Asymmetric Prompt Weighting for Reinforcement Learning with Verifiable Rewards
Reinhard Heckel, Mahdi Soltanolkotabi, Christos Thramboulidis
TL;DR
This work investigates asymmetric prompt weighting for reinforcement learning with verifiable rewards in LLM settings. It introduces four weightings (Linear-R, Sqrt-R, Plateau-R, Uniform-R) that upweight hard prompts and maintain nonzero gradient signals even when ρ̂=0, and analyzes them under both binary rewards and surrogate-reward perspectives. A theoretical policy-dynamics framework yields regular-time and effective-time optimal weights, specifically ω(ρ) ∝ 1/√[ρ(1−ρ)] for regular time and ω(ρ) ∝ 1/[ρ√(1−ρ)] for effective time, with GRPO optimal in regular time and Sqrt-R optimal in effective time.

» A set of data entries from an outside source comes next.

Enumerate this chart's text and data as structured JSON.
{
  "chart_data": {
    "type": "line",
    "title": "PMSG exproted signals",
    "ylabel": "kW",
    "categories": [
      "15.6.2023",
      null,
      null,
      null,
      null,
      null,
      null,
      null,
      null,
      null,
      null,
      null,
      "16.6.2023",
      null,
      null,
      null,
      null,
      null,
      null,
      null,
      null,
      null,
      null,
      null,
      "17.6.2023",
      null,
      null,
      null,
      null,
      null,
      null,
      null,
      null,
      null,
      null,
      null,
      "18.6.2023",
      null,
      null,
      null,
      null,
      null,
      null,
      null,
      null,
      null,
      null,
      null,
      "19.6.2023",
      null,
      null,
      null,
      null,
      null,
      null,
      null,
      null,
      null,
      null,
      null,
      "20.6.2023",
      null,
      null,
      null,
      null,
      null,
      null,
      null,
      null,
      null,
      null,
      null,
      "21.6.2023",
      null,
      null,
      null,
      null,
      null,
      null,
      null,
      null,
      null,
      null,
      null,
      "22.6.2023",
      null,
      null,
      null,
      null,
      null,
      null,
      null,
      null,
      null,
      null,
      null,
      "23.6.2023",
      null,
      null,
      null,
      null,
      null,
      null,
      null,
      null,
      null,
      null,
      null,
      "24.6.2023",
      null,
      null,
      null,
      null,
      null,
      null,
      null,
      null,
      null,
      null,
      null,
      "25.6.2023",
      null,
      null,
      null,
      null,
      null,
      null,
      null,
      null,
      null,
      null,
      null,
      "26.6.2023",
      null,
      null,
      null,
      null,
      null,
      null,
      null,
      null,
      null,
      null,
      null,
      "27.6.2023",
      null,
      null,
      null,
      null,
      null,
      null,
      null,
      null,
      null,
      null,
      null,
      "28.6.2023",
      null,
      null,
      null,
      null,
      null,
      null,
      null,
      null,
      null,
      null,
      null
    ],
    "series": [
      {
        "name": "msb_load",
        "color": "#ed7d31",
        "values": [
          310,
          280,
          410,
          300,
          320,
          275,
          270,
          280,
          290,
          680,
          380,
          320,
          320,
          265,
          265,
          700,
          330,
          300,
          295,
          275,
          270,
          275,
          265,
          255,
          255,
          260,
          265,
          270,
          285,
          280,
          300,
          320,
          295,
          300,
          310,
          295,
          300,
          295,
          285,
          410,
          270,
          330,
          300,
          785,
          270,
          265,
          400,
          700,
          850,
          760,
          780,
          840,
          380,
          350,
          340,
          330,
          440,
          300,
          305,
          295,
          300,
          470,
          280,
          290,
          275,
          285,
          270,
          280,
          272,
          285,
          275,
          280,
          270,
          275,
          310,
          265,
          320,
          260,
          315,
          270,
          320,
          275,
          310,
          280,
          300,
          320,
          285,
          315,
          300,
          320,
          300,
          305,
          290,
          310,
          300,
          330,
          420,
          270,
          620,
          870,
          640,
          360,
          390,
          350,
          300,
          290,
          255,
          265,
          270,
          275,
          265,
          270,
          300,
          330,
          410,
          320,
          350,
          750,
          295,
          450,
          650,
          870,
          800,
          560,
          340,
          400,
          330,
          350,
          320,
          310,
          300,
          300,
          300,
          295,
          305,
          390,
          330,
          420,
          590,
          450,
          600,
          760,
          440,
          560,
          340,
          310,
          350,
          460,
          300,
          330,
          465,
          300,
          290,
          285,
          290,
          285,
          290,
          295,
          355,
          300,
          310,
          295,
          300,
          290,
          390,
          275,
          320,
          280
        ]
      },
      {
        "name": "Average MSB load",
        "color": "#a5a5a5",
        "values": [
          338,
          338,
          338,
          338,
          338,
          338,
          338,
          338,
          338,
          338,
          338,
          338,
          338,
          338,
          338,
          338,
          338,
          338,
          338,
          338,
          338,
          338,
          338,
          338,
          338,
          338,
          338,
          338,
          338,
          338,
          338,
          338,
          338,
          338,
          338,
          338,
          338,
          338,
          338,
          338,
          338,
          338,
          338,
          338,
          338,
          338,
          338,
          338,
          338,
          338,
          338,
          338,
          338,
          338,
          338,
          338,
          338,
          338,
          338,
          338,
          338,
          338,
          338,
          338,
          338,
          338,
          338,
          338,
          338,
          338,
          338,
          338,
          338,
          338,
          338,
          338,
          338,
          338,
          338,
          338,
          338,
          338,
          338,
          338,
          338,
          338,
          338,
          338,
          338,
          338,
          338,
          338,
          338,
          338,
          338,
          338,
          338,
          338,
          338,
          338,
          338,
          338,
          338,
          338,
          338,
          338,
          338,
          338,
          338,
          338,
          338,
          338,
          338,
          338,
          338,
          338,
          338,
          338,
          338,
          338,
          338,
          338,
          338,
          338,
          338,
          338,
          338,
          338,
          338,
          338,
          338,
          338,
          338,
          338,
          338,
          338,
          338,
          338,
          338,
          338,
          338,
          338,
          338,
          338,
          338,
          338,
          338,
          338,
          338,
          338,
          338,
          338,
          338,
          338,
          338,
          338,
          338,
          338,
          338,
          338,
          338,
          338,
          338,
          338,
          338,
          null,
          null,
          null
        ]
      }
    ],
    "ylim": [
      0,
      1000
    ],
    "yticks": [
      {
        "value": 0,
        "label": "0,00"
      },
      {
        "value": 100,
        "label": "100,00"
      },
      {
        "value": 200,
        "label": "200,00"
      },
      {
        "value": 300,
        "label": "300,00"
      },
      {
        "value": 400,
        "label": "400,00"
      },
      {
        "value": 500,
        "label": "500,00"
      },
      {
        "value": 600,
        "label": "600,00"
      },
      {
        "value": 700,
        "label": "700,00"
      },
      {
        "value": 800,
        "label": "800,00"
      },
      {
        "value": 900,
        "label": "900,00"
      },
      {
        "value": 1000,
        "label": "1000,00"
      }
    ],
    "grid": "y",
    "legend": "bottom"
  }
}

Empirically, asymmetric weighting substantially improves from-scratch RL on TinyZero and GSM8K, while post-SFT RL (MATH, DAPO-math) shows little additional gain from weighting differences. The results provide practical guidance on regime-aware weight design and a dynamics-based justification for when asymmetry accelerates convergence in RLVR.
Abstract
Reinforcement learning with verifiable rewards has driven recent advances in LLM post-training, in particular for reasoning. Policy optimization algorithms generate a number of responses for a given prompt and then effectively weight the corresponding gradients depending on the rewards. The most popular algorithms including GRPO, DAPO, and RLOO focus on ambiguous prompts, i.e., prompts with intermediate success probability, while downgrading gradients with very easy and very hard prompts. In this paper, we consider asymmetric prompt weightings that assign higher weights to prompts with low, or even zero, empirical success probability. We find that asymmetric weighting particularly benefits from-scratch RL (as in R1-Zero), where training traverses a wide accuracy range, and less so in post-SFT RL where the model already starts at high accuracy. We also provide theory that characterizes prompt weights which minimize the time needed to raise success probability from an initial level to a target accuracy under a fixed update budget. In low-success regimes, where informative responses are rare and response cost dominates, these optimal weights become asymmetric, upweighting low success probabilities and thereby accelerating effective-time convergence.